Opposition to assisted suicide need not break down along partisan lines. To take one prominent example, former Obama administration health care policy advisor Dr. Ezekiel Emanuel strongly opposes the practice. Writing at the New York Times' Opinionator blog, Emanuel notes that discussion of assisted suicide is characterized by "four major falsehoods": that most patients who seek it are suffering from severe pain; that "it is the inevitable result of a high tech medical culture"; "that it will improve the end of life for everyone; and "that it is a quick, painless, and guaranteed way to die." Like Cardinal O'Malley, Emanuel recognizes that the poor and vulnerable would suffer most if assisted suicide made legal:
Whom does legalizing assisted suicide really benefit? Well-off, well-educated people, typically suffering from cancer, who are used to controlling everything in their lives — the top 0.2 percent. And who are the people most likely to be abused if assisted suicide is legalized? The poor, poorly educated, dying patients who pose a burden to their relatives.

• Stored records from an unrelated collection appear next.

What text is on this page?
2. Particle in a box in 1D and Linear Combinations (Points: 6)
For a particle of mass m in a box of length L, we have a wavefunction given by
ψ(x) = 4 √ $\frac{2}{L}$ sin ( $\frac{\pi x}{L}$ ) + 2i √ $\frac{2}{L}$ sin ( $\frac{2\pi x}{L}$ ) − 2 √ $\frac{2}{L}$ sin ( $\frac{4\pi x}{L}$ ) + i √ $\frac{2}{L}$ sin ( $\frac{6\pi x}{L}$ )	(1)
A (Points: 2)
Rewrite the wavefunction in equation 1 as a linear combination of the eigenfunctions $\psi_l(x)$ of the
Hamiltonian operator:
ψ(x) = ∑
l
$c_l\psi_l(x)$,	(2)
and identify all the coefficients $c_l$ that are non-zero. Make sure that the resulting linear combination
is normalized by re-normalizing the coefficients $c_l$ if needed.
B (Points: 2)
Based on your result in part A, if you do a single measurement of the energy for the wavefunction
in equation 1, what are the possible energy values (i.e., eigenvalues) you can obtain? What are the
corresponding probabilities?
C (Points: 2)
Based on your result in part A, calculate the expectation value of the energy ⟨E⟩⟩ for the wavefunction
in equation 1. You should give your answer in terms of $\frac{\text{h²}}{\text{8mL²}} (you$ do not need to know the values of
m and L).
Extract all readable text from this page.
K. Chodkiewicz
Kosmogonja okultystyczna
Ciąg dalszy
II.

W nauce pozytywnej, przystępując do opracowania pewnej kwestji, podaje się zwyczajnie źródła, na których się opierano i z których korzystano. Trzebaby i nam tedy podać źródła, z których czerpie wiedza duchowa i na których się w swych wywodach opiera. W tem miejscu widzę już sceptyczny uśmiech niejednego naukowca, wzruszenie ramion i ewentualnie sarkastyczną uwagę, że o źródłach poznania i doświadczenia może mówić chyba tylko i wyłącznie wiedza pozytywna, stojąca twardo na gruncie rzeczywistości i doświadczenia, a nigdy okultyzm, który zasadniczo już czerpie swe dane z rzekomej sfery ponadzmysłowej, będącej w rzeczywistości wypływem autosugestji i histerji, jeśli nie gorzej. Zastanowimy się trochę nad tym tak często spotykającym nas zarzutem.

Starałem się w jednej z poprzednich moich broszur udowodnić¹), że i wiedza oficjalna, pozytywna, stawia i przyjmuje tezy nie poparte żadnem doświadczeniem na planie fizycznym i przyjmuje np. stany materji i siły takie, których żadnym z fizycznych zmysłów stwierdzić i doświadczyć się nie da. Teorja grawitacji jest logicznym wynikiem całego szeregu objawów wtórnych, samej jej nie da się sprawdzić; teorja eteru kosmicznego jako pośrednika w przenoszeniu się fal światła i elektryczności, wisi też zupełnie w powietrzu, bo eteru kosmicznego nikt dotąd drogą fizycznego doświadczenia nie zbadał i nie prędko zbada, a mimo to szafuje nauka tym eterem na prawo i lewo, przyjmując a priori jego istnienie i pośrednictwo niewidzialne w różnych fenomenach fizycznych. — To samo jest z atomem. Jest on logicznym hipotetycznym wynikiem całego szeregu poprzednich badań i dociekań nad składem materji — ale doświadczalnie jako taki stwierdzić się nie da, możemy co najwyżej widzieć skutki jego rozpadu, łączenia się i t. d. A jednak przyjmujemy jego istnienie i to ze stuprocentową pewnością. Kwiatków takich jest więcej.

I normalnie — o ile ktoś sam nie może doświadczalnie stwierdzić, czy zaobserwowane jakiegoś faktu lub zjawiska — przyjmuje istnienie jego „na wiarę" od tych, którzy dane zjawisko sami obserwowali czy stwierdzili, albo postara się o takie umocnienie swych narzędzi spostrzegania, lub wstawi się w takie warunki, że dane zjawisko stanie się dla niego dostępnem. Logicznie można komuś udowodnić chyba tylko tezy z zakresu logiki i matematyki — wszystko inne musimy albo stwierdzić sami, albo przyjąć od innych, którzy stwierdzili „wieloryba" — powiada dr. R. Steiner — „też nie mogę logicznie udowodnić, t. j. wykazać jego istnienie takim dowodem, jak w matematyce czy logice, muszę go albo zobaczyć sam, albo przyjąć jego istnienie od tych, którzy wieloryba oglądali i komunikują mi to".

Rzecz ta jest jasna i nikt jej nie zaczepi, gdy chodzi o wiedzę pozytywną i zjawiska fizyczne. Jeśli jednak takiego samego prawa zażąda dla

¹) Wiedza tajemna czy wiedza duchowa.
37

When it comes to this issue, Cardinal O'Malley and Dr. Emanuel agree on something else: the need to focus on palliative care. Here's Emanuel:
Instead of attempting to legalize physician-assisted suicide, we should focus our energies on what really matters: improving care for the dying — ensuring that all patients can openly talk with their physicians and families about their wishes and have access to high-quality palliative or hospice care before they suffer needless medical procedures.
As Catholic Voice Mark O'Neill says, we should "focus on eliminating suffering, not eliminating the sufferer."